A Bengal tiger ranks among the largest cats today, and is considered to be a of a group of animals so impressive that their images are invoked to save other creatures less worthy of rescue. Among these “charismatic megafauna” are the African elephant, the Humpback Whale, the bald eagle, the giant panda, penguins, and other animals guaranteed to create a sigh or a “wow!” from humans targeted to support environmental concerns. It does seem logical that people are less inspired to “Save the Royal Marstonian Snail!” or “Save the Lobed Star Coral!”, than they are to “Save the Bengal Tiger!”

At any rate, while a truly magnificent animal, it too is on the Endangered Species list and while Pi imagines(?) it killing and devouring the hyena, he imagines not only himself as a Bengal tiger, but he sees in himself that thoughtless response (aka animal instinct) and sees himself as an animal, slaughtering the cook, who is a hideous murderer and cannibal.

Here, despite all the glowing reviews, I wonder if Yann Martel’s purpose was to show that Humans are indeed simply animals. Just under the surface of our civilized manners, in fact hiding our true nature from ourselves (religious, areligious, brilliantly scientific, or functionally illiterate) we are little more than one of many kinds of killing machines – from virus to Spinosaurus.

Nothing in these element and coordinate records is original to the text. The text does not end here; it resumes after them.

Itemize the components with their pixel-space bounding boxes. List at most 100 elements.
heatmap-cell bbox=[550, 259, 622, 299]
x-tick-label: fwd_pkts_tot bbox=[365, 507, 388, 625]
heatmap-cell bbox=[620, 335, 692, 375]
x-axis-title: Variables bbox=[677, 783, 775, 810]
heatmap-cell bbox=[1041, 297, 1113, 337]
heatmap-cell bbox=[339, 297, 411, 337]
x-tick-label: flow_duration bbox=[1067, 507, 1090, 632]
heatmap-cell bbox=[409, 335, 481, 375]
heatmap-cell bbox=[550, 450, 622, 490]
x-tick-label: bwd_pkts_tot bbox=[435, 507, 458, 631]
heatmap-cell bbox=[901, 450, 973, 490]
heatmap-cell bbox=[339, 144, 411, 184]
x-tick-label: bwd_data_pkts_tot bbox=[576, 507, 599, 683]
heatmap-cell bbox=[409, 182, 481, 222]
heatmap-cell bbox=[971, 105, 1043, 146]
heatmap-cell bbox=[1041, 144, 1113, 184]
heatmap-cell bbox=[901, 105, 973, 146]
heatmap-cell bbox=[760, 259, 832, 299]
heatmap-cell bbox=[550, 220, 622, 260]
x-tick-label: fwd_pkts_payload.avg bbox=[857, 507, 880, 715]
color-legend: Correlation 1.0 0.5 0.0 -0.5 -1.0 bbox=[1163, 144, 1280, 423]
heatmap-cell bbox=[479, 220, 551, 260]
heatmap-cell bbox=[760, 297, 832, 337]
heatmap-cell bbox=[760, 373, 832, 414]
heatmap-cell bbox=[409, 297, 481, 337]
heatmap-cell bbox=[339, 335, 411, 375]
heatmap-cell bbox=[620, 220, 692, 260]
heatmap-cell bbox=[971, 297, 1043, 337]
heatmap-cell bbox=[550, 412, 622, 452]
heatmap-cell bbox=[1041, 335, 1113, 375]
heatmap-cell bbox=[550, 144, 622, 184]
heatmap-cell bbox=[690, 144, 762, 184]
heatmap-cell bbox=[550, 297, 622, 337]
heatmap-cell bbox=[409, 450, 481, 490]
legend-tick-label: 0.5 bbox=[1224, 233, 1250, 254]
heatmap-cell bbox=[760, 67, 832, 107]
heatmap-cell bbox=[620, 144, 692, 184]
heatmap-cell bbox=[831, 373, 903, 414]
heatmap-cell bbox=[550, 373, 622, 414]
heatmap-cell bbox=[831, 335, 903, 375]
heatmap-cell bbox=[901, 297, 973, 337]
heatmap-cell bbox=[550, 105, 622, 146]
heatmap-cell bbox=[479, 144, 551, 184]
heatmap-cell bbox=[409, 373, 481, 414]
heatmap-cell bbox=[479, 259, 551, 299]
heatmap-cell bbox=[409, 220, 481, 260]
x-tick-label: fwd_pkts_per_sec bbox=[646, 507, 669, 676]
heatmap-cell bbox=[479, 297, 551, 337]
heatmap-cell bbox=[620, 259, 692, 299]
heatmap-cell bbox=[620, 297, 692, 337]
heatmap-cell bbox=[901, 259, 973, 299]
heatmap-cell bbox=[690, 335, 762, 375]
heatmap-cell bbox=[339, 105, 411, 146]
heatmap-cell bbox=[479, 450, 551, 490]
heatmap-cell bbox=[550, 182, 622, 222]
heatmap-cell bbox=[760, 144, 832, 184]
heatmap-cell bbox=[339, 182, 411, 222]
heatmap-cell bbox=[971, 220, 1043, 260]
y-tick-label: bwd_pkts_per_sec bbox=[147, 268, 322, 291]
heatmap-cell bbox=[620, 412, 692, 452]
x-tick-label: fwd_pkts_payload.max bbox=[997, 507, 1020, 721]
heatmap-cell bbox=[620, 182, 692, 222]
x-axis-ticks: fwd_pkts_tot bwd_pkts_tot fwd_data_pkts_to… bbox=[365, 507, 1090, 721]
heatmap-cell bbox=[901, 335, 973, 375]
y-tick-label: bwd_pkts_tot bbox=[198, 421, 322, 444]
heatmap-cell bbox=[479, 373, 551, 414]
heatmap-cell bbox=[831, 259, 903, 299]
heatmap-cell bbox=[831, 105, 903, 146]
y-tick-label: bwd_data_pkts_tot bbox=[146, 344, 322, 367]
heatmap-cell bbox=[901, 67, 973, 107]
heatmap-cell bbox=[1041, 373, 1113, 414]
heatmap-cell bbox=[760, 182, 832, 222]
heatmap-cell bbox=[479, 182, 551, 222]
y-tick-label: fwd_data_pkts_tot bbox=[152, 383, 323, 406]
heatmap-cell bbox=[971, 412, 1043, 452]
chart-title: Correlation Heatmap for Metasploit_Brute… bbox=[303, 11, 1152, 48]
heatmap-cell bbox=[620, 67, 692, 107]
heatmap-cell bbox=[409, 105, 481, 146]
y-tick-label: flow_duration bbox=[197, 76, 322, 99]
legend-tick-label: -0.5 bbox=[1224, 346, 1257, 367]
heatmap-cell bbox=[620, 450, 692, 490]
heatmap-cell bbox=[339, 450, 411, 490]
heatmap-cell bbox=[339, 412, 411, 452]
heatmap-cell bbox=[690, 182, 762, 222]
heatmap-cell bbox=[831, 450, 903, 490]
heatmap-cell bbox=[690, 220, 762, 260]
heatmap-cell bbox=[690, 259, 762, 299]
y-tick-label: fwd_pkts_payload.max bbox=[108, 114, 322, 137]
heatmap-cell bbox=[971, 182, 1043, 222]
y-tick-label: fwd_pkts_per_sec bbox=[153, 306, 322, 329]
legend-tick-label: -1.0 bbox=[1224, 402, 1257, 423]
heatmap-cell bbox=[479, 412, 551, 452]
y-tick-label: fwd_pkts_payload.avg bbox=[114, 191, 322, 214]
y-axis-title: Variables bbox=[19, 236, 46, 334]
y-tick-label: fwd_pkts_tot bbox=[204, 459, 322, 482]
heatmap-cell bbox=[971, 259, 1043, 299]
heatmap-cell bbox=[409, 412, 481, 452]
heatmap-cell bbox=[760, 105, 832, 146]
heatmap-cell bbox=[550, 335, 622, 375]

In fact, despite the howls against the cruelty of Humanity by proponents and members of the National Wildlife Federation, People for the Ethical Treatment of Animals, the Animal Welfare Institute, PetPedia, and the International Union for Conservation of Nature; every one of the earnest individuals who serve, agree with, and support their conservation efforts – stand on the shoulders of Humans who slaughtered their way to planetary dominance.

There is no escaping that, not even, Yann implies, in the middle of the ocean. Here is a boy who goes from being a vegetarian, skips lightly over pescatarianism, and lands with both feet firmly on outright cannibalism.

The person telling the story, revealed both at the beginning and the end as a highly civilized, moral Human, one Piscine Molitor "Pi" Patel, who is married with two children and living (of ALL of the common sense and pacifistic countries), CANADA!

Yet, unless you sit and think about it, you don’t connect this soft-spoken man hosting a guest as the man-after-the-boy who deliberately and possibly in a blind rage, killed and ate another Human being.

Ultimately THE LIFE OF PI isn’t about God as the author Yann claims in the introduction when he writes, “This book will make you believe in God.”

Critic Cath Murphy goes on to say, “It’s a big claim to make. If asked which book was responsible for the highest number of Road to Damascus moments, most people would probably suggest the Bible, or the Koran, or even The Tao of Pooh.

“Yet this is the claim made by Yann Martel in the prologue to his Booker Prize winning, best-selling, world changing novel Life of Pi…Silly is the word which came right into my head when I tried to sum up how I felt about this book. [Yann] might have overstated the power of his tale to inspire religious belief.”

It's my thought that the book is about us and any lofty ideal we try to espouse. It appears to me to be a consideration of just how close Humanity remains to being nothing but a tribe of amoral, spiritless, sometimes-thinking animals…

How’s THAT for “examin[ing] difficult, even controversial, subjects with impunity”?